Business process automation (BPA), also known as business automation, is the technology-enabled automation of business processes.[1]
Tool sets vary in ability, but there is an increasing trend towards the use of artificial intelligence technologies that can understand natural language and unstructured data sets, interact with human beings, and adapt to new types of problems without human-guided training.[2]
A business process management system is different from BPA. However, it is possible to build automation on the back of a BPM implementation. The actual tools to achieve this vary, from writing custom application code to using specialist BPA tools.[3]
See main article: Robotic process automation. The practice of performing robotic process automation (RPA) results in the deployment of attended or unattended software agents into an organization's environment. These software agents, or robots, are deployed to perform pre-defined structured and repetitive sets of business tasks or processes. The goal is for humans to focus on more productive tasks, while the software agents handle the repetitive ones.[4]
BPA providers tend to focus on different industry sectors but the underlying approach tends to be similar in that BPA providers will attempt to provide the shortest route to automation by interacting with the user interface rather than going into the application code or database behind it.[5]
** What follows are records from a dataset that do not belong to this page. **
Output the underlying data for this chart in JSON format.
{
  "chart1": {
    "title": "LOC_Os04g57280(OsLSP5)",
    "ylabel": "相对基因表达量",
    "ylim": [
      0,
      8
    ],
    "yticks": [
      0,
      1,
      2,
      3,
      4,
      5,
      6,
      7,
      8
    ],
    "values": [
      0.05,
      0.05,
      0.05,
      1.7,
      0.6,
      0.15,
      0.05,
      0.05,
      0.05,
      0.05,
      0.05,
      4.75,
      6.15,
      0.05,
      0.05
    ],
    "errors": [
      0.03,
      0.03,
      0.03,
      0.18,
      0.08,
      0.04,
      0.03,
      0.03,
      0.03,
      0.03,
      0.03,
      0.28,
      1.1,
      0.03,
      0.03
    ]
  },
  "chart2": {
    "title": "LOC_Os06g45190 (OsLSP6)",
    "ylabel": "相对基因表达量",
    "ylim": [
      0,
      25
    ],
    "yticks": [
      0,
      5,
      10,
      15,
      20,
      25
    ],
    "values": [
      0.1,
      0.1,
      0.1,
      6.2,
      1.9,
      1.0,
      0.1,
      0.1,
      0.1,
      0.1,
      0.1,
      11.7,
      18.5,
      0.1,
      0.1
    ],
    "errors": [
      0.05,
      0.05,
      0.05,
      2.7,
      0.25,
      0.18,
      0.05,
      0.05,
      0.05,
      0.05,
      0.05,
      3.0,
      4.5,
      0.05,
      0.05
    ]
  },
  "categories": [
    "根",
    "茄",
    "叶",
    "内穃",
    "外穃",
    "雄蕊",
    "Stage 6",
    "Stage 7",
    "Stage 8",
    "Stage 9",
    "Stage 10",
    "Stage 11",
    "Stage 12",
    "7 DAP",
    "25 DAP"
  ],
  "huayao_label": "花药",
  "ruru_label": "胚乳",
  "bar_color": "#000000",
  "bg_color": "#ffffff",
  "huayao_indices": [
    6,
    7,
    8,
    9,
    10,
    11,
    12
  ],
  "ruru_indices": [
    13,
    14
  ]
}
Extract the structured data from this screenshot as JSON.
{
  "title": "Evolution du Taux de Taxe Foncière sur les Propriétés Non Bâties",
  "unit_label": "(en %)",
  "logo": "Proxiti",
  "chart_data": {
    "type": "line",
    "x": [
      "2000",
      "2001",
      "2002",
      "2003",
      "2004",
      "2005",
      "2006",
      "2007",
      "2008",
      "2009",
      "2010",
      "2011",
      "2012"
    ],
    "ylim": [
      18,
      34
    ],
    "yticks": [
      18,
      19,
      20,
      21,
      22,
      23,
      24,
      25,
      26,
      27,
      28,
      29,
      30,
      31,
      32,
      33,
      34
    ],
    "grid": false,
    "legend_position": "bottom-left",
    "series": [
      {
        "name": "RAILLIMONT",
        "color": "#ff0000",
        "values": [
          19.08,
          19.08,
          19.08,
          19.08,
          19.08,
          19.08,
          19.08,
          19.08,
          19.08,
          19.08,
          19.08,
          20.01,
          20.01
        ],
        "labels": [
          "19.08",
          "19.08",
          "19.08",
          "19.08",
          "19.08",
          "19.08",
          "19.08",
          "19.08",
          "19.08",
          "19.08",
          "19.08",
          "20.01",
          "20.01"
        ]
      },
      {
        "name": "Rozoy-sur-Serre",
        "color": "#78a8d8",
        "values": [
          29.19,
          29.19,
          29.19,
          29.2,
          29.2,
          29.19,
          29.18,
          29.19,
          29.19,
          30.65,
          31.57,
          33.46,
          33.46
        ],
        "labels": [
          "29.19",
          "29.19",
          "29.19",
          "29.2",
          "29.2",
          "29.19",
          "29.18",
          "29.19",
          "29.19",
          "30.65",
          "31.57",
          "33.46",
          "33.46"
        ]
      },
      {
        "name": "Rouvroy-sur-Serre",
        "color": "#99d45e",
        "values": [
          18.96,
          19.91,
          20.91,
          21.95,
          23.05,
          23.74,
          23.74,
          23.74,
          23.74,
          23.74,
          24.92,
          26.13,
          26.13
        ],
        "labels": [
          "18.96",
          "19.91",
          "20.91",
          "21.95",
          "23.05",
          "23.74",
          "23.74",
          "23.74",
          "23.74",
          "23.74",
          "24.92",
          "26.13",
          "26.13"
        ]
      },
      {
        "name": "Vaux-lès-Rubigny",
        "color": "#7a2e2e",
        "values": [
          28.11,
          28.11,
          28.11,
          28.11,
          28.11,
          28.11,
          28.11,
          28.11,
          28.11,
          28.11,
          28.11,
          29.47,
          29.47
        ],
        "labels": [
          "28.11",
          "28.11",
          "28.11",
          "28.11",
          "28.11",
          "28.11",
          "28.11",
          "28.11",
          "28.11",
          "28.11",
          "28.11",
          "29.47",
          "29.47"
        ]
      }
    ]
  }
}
Artificial intelligence software robots are deployed to handle unstructured data sets (like images, texts, audios) and are deployed after performing and deploying robotic process automation: They can, for instance, populate an automatic transcript from a video. The combination of automation and artificial intelligence (AI) brings autonomy for the robots, along with the capability in mastering cognitive tasks:[6] At this stage, the robot is able to learn and improve the processes by analyzing and adapting them.[7]